What does Python's socket.recv() return for non-blocking sockets if no data is received until a timeout occurs?

家住魔仙堡 提交于 2019-11-26 15:55:52

In the case of a non blocking socket that has no data available, recv will throw the socket.error exception and the value of the exception will have the errno of either EAGAIN or EWOULDBLOCK. Example:

import sys
import socket
import fcntl, os
import errno
from time import sleep

s = socket.socket(socket.AF_INET, socket.SOCK_STREAM)
s.connect(('127.0.0.1',9999))
fcntl.fcntl(s, fcntl.F_SETFL, os.O_NONBLOCK)

while True:
    try:
        msg = s.recv(4096)
    except socket.error, e:
        err = e.args[0]
        if err == errno.EAGAIN or err == errno.EWOULDBLOCK:
            sleep(1)
            print 'No data available'
            continue
        else:
            # a "real" error occurred
            print e
            sys.exit(1)
    else:
        # got a message, do something :)

The situation is a little different in the case where you've enabled non-blocking behavior via a time out with socket.settimeout(n) or socket.setblocking(False).

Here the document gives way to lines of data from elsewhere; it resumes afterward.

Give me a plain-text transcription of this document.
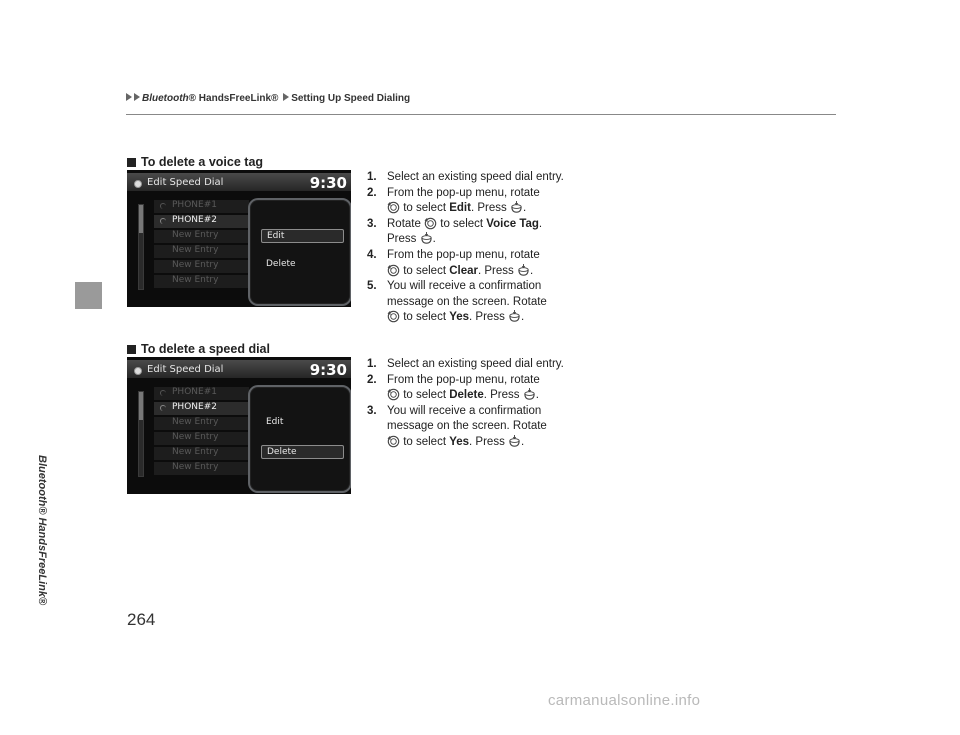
Bluetooth® HandsFreeLink®
Bluetooth® HandsFreeLink® Setting Up Speed Dialing
To delete a voice tag
Edit Speed Dial	9:30
PHONE#1
PHONE#2
New Entry
New Entry
New Entry
New Entry
Edit
Delete
1. Select an existing speed dial entry.
2. From the pop-up menu, rotate
to select Edit. Press .
3. Rotate  to select Voice Tag.
Press .
4. From the pop-up menu, rotate
to select Clear. Press .
5. You will receive a confirmation
message on the screen. Rotate
to select Yes. Press .
To delete a speed dial
Edit Speed Dial	9:30
PHONE#1
PHONE#2
New Entry
New Entry
New Entry
New Entry
Edit
Delete
1. Select an existing speed dial entry.
2. From the pop-up menu, rotate
to select Delete. Press .
3. You will receive a confirmation
message on the screen. Rotate
to select Yes. Press .
264
carmanualsonline.info
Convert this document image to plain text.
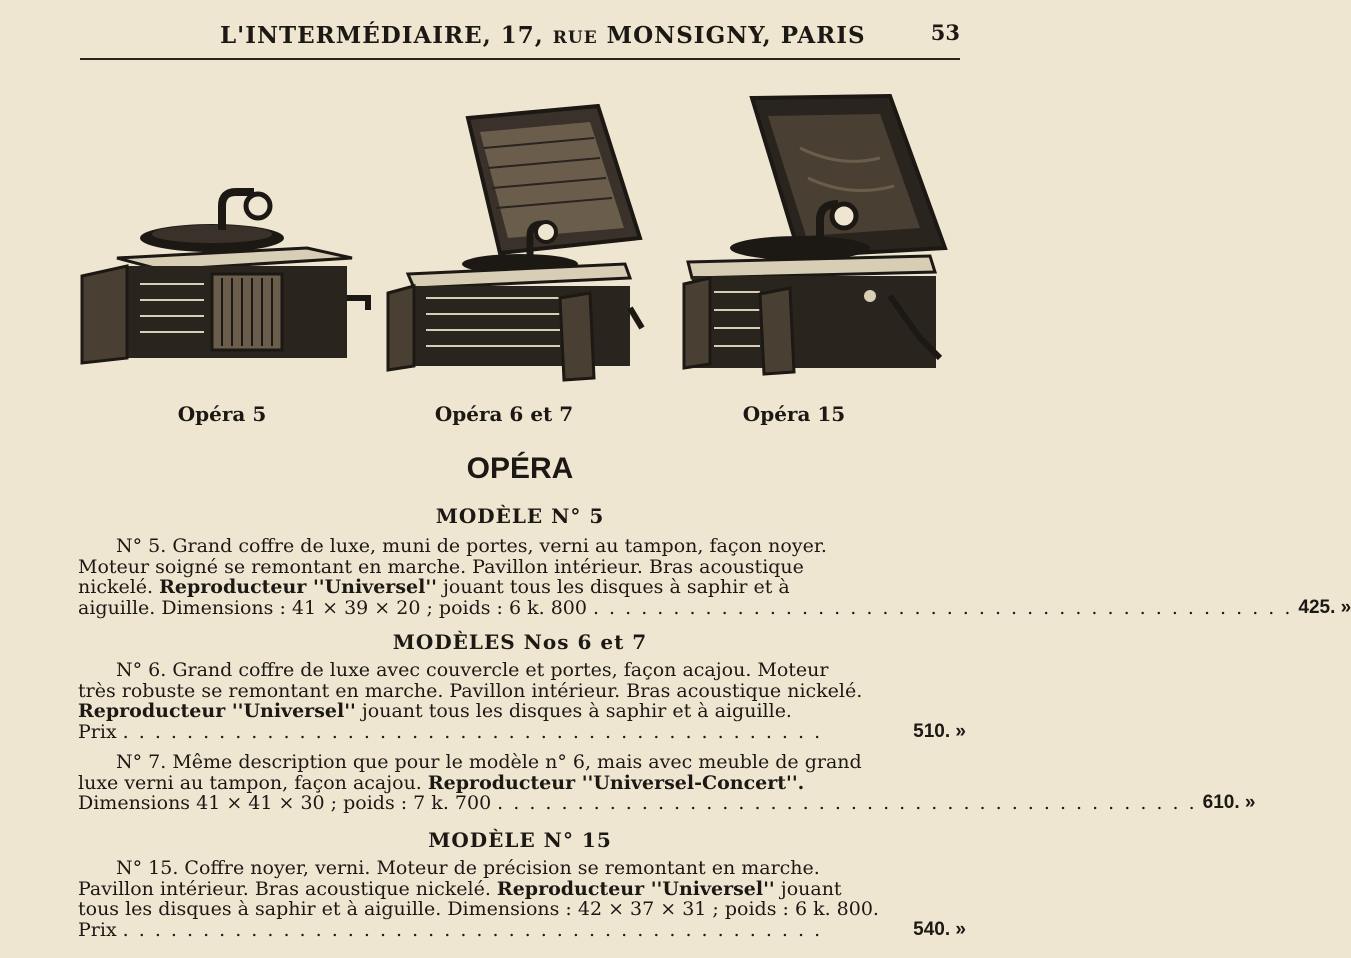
L'INTERMÉDIAIRE, 17, RUE MONSIGNY, PARIS	53
Opéra 5	Opéra 6 et 7	Opéra 15
OPÉRA
MODÈLE N° 5
N° 5. Grand coffre de luxe, muni de portes, verni au tampon, façon noyer.
Moteur soigné se remontant en marche. Pavillon intérieur. Bras acoustique
nickelé. Reproducteur ''Universel'' jouant tous les disques à saphir et à
aiguille. Dimensions : 41 × 39 × 20 ; poids : 6 k. 800 . . . . . . . . . . . . . . . . . . . . . . . . . . . . . . . . . . . . . . . . . . . . 425. »
MODÈLES Nos 6 et 7
N° 6. Grand coffre de luxe avec couvercle et portes, façon acajou. Moteur
très robuste se remontant en marche. Pavillon intérieur. Bras acoustique nickelé.
Reproducteur ''Universel'' jouant tous les disques à saphir et à aiguille.
Prix . . . . . . . . . . . . . . . . . . . . . . . . . . . . . . . . . . . . . . . . . . . .	510. »
N° 7. Même description que pour le modèle n° 6, mais avec meuble de grand
luxe verni au tampon, façon acajou. Reproducteur ''Universel-Concert''.
Dimensions 41 × 41 × 30 ; poids : 7 k. 700 . . . . . . . . . . . . . . . . . . . . . . . . . . . . . . . . . . . . . . . . . . . . 610. »
MODÈLE N° 15
N° 15. Coffre noyer, verni. Moteur de précision se remontant en marche.
Pavillon intérieur. Bras acoustique nickelé. Reproducteur ''Universel'' jouant
tous les disques à saphir et à aiguille. Dimensions : 42 × 37 × 31 ; poids : 6 k. 800.
Prix . . . . . . . . . . . . . . . . . . . . . . . . . . . . . . . . . . . . . . . . . . . .	540. »
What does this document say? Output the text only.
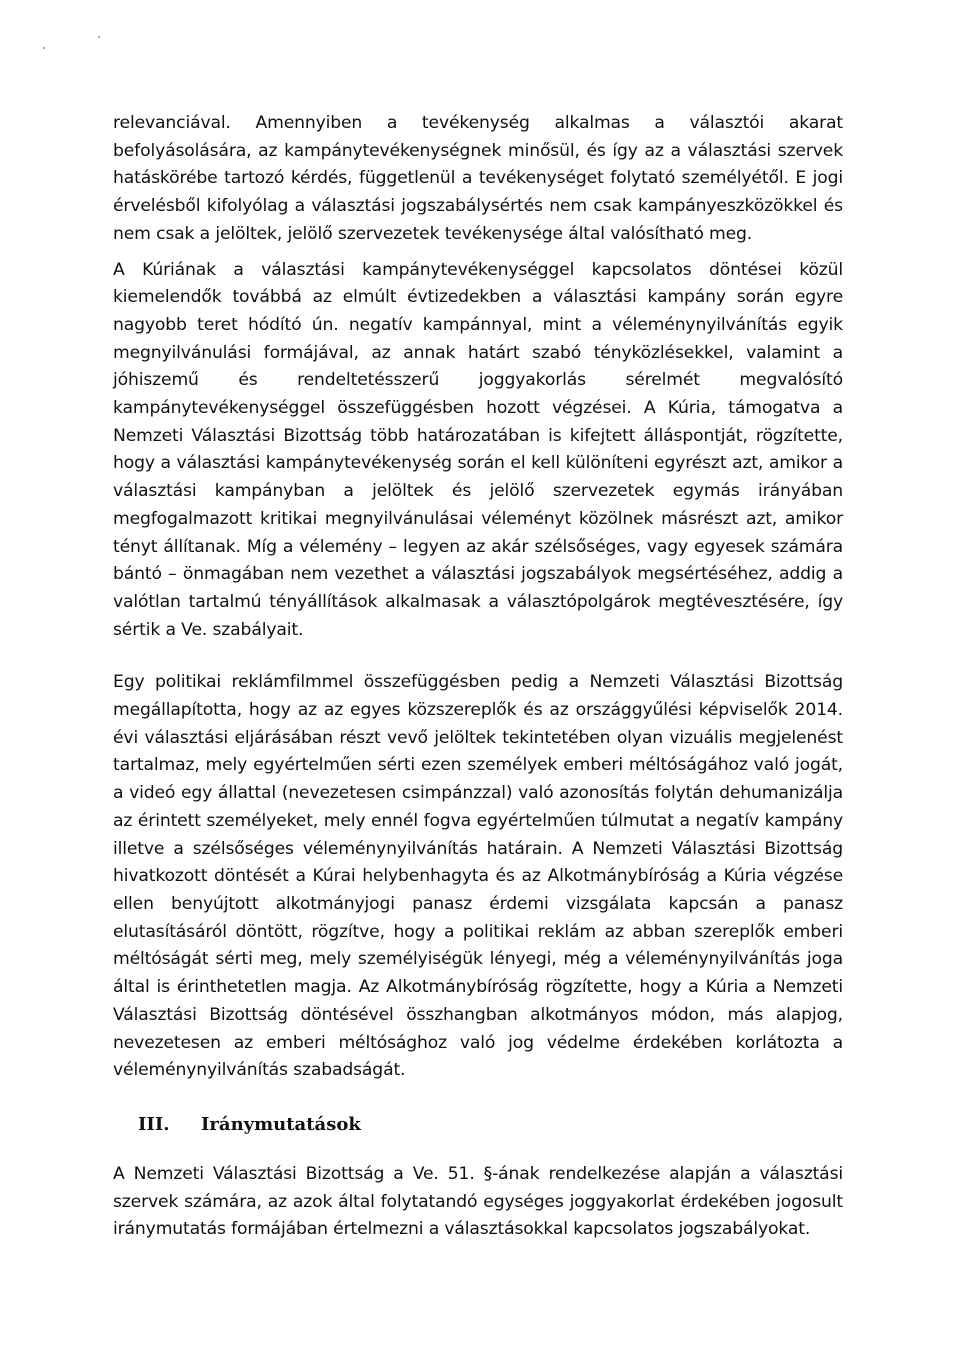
relevanciával. Amennyiben a tevékenység alkalmas a választói akarat befolyásolására, az kampánytevékenységnek minősül, és így az a választási szervek hatáskörébe tartozó kérdés, függetlenül a tevékenységet folytató személyétől. E jogi érvelésből kifolyólag a választási jogszabálysértés nem csak kampányeszközökkel és nem csak a jelöltek, jelölő szervezetek tevékenysége által valósítható meg.

A Kúriának a választási kampánytevékenységgel kapcsolatos döntései közül kiemelendők továbbá az elmúlt évtizedekben a választási kampány során egyre nagyobb teret hódító ún. negatív kampánnyal, mint a véleménynyilvánítás egyik megnyilvánulási formájával, az annak határt szabó tényközlésekkel, valamint a jóhiszemű és rendeltetésszerű joggyakorlás sérelmét megvalósító kampánytevékenységgel összefüggésben hozott végzései. A Kúria, támogatva a Nemzeti Választási Bizottság több határozatában is kifejtett álláspontját, rögzítette, hogy a választási kampánytevékenység során el kell különíteni egyrészt azt, amikor a választási kampányban a jelöltek és jelölő szervezetek egymás irányában megfogalmazott kritikai megnyilvánulásai véleményt közölnek másrészt azt, amikor tényt állítanak. Míg a vélemény – legyen az akár szélsőséges, vagy egyesek számára bántó – önmagában nem vezethet a választási jogszabályok megsértéséhez, addig a valótlan tartalmú tényállítások alkalmasak a választópolgárok megtévesztésére, így sértik a Ve. szabályait.

Egy politikai reklámfilmmel összefüggésben pedig a Nemzeti Választási Bizottság megállapította, hogy az az egyes közszereplők és az országgyűlési képviselők 2014. évi választási eljárásában részt vevő jelöltek tekintetében olyan vizuális megjelenést tartalmaz, mely egyértelműen sérti ezen személyek emberi méltóságához való jogát, a videó egy állattal (nevezetesen csimpánzzal) való azonosítás folytán dehumanizálja az érintett személyeket, mely ennél fogva egyértelműen túlmutat a negatív kampány illetve a szélsőséges véleménynyilvánítás határain. A Nemzeti Választási Bizottság hivatkozott döntését a Kúrai helybenhagyta és az Alkotmánybíróság a Kúria végzése ellen benyújtott alkotmányjogi panasz érdemi vizsgálata kapcsán a panasz elutasításáról döntött, rögzítve, hogy a politikai reklám az abban szereplők emberi méltóságát sérti meg, mely személyiségük lényegi, még a véleménynyilvánítás joga által is érinthetetlen magja. Az Alkotmánybíróság rögzítette, hogy a Kúria a Nemzeti Választási Bizottság döntésével összhangban alkotmányos módon, más alapjog, nevezetesen az emberi méltósághoz való jog védelme érdekében korlátozta a véleménynyilvánítás szabadságát.

III. Iránymutatások

A Nemzeti Választási Bizottság a Ve. 51. §-ának rendelkezése alapján a választási szervek számára, az azok által folytatandó egységes joggyakorlat érdekében jogosult iránymutatás formájában értelmezni a választásokkal kapcsolatos jogszabályokat.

In this case a socket.error is stil raised, but in the case of a time out, the accompanying value of the exception is always a string set to 'timed out'. So, to handle this case you can do:

import sys
import socket
from time import sleep

s = socket.socket(socket.AF_INET, socket.SOCK_STREAM)
s.connect(('127.0.0.1',9999))
s.settimeout(2)

while True:
    try:
        msg = s.recv(4096)
    except socket.timeout, e:
        err = e.args[0]
        # this next if/else is a bit redundant, but illustrates how the
        # timeout exception is setup
        if err == 'timed out':
            sleep(1)
            print 'recv timed out, retry later'
            continue
        else:
            print e
            sys.exit(1)
    except socket.error, e:
        # Something else happened, handle error, exit, etc.
        print e
        sys.exit(1)
    else:
        if len(msg) == 0:
            print 'orderly shutdown on server end'
            sys.exit(0)
        else:
            # got a message do something :)

As indicated in the comments, this is also a more portable solution since it doesn't depend on OS specific functionality to put the socket into non-blockng mode.

See recv(2) and python socket for more details.

It is simple: if recv() returns 0 bytes; you will not receive any more data on this connection. Ever. You still might be able to send.

It means that your non-blocking socket have to raise an exception (it might be system-dependent) if no data is available but the connection is still alive (the other end may send).

When you use recv in connection with select if the socket is ready to be read from but there is no data to read that means the client has closed the connection.

Here is some code that handles this, also note the exception that is thrown when recv is called a second time in the while loop. If there is nothing left to read this exception will be thrown it doesn't mean the client has closed the connection :

def listenToSockets(self):

    while True:

        changed_sockets = self.currentSockets

        ready_to_read, ready_to_write, in_error = select.select(changed_sockets, [], [], 0.1)

        for s in ready_to_read:

            if s == self.serverSocket:
                self.acceptNewConnection(s)
            else:
                self.readDataFromSocket(s)

And the function that receives the data :

def readDataFromSocket(self, socket):

    data = ''
    buffer = ''
    try:

        while True:
            data = socket.recv(4096)

            if not data: 
                break

            buffer += data

    except error, (errorCode,message): 
        # error 10035 is no data available, it is non-fatal
        if errorCode != 10035:
            print 'socket.error - ('+str(errorCode)+') ' + message


    if data:
        print 'received '+ buffer
    else:
        print 'disconnected'

Just to complete the existing answers, I'd suggest using select instead of nonblocking sockets. The point is that nonblocking sockets complicate stuff (except perhaps sending), so I'd say there is no reason to use them at all. If you regularly have the problem that your app is blocked waiting for IO, I would also consider doing the IO in a separate thread in the background.